Taken collectively it is a bit of an odd mix, with the general message apparently being a commentary on human nature, with the Wild West setting being little more than window dressing really. And human nature is horrible if you go by what the Coen’s depict here: we’re all just a bunch of violent, murdering, manipulating selfish backstabbers who genuinely think we would be better off shooting ourselves than have to deal with the practical consequences of manifest destiny. There isn’t anything wrong with enunciating such a negative viewpoint as a central message, but when done in this fashion, in six separate stories crammed into a two hours and change running time, it feels very oppressive.
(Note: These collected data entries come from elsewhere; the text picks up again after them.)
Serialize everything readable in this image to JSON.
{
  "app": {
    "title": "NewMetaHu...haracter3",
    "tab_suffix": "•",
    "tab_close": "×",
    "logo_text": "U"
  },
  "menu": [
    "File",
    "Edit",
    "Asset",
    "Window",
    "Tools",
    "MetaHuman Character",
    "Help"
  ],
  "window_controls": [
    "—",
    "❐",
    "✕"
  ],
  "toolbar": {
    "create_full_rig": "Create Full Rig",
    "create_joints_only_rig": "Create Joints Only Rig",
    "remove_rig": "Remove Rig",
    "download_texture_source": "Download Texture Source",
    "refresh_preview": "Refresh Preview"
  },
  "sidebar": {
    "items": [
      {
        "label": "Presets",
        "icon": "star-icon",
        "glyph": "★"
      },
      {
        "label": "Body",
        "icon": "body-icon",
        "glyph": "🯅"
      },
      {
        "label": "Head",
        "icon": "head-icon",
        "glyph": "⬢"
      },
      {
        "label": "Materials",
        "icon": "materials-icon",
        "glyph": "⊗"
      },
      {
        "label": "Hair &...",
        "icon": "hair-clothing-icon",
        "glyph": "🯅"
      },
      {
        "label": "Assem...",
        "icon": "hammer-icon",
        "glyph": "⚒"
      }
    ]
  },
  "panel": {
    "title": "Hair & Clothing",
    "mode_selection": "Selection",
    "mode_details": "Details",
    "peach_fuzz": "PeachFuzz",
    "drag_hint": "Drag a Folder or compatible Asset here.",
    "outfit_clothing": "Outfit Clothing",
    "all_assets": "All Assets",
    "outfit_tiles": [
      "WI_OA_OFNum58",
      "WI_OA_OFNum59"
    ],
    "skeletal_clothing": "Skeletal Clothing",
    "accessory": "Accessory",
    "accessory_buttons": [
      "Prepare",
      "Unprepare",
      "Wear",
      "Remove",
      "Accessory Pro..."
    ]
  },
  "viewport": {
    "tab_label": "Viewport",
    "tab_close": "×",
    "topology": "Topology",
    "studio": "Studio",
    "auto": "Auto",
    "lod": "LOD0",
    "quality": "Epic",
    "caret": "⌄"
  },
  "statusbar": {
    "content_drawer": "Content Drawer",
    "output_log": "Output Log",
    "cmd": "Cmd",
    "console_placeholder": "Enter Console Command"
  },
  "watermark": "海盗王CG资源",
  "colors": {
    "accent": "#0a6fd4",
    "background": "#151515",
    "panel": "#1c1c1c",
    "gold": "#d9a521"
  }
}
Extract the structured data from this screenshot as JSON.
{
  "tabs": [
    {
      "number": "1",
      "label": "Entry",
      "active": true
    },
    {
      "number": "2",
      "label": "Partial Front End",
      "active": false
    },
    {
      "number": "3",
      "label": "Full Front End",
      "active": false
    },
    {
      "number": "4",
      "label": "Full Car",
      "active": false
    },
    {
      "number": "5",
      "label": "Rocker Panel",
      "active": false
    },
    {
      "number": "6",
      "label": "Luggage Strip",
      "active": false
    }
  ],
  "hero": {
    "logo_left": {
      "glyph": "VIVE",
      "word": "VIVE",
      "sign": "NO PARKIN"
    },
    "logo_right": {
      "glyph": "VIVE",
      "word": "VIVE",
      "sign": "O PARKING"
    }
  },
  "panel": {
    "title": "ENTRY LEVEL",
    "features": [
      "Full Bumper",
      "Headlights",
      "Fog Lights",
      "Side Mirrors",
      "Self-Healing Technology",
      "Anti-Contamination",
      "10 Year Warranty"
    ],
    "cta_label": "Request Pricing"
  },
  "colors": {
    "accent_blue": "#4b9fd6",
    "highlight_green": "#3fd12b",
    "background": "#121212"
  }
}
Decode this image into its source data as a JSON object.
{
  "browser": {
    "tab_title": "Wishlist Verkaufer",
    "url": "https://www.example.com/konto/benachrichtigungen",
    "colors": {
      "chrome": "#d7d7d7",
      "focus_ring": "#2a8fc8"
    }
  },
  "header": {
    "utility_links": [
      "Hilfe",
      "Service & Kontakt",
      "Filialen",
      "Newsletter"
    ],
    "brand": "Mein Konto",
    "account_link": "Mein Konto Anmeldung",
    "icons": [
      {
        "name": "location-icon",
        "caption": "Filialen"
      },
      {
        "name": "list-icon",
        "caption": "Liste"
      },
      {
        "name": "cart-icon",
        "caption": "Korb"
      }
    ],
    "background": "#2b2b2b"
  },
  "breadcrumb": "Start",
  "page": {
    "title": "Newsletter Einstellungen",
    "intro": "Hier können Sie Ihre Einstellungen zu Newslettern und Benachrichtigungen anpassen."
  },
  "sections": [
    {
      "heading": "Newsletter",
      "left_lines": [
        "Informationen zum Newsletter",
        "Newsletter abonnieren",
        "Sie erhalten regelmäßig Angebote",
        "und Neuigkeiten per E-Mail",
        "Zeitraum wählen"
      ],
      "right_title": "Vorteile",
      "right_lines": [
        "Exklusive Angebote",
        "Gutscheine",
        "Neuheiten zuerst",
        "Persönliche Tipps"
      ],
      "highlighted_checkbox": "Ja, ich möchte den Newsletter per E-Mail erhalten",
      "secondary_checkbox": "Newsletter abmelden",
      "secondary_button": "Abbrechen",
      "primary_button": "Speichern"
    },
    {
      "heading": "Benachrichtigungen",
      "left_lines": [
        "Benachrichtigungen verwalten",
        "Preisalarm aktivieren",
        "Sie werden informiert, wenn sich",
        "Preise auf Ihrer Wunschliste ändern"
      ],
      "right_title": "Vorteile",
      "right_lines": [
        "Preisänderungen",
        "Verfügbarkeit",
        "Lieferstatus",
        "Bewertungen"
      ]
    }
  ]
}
But there is also the element of time and how it catches up with you: with the gunfighter Scruggs who knows his time at the top will come to an end eventually; with the cowboy who can’t escape the noose forever; with the impresario whose trade is with fickle audiences with short attention spans; for the prospector whose investment of time in his craft may not be to his own gain; with the frontier folk who see chances for normal lives slipping away day by day; and for those in the coach, who may have already seen all of their time expended. Nothing lasts forever, perhaps why, in “Meal Ticket”, the actor’s opening speech is Shelly’s ode to the impermanence of everything, Ozymandias. You can’t deny that the Coen’s have created a certain consistency across the board, but that doesn’t mean its still fun or thought-provoking enough to watch.
Frankly, it is difficult to stay engaged with this, most notably in the penultimate film, when the weighty musings on mortality and the human experience are presented in so miserable a fashion. Developing an attachment to characters is hard enough in a feature film, and even harder in a short, and when you realise the Coen’s are happy to GRRM their way through their principals, that crucial connection falls apart.
This mixture of satire and homage to the ideals of the pre-revisionist western fails to be as palatable as you would hope. It looks great – when have wild west films ever not recently? – and is even written with aplomb frequently enough, but it peaks way too early with Tim Blake Nelson’s gunslinging and singing, and ends on a bum note altogether. Perhaps it would have been a better exercise to release these episodes as episodes, in a TV show, when the individual focus may have allowed for elongation where it would have helped and better characterisation elsewhere. The Coen’s aren’t down and out by any means, but they need to do a lot better than this if they are to maintain their perceived place in the directorial hierarchy. Not recommended.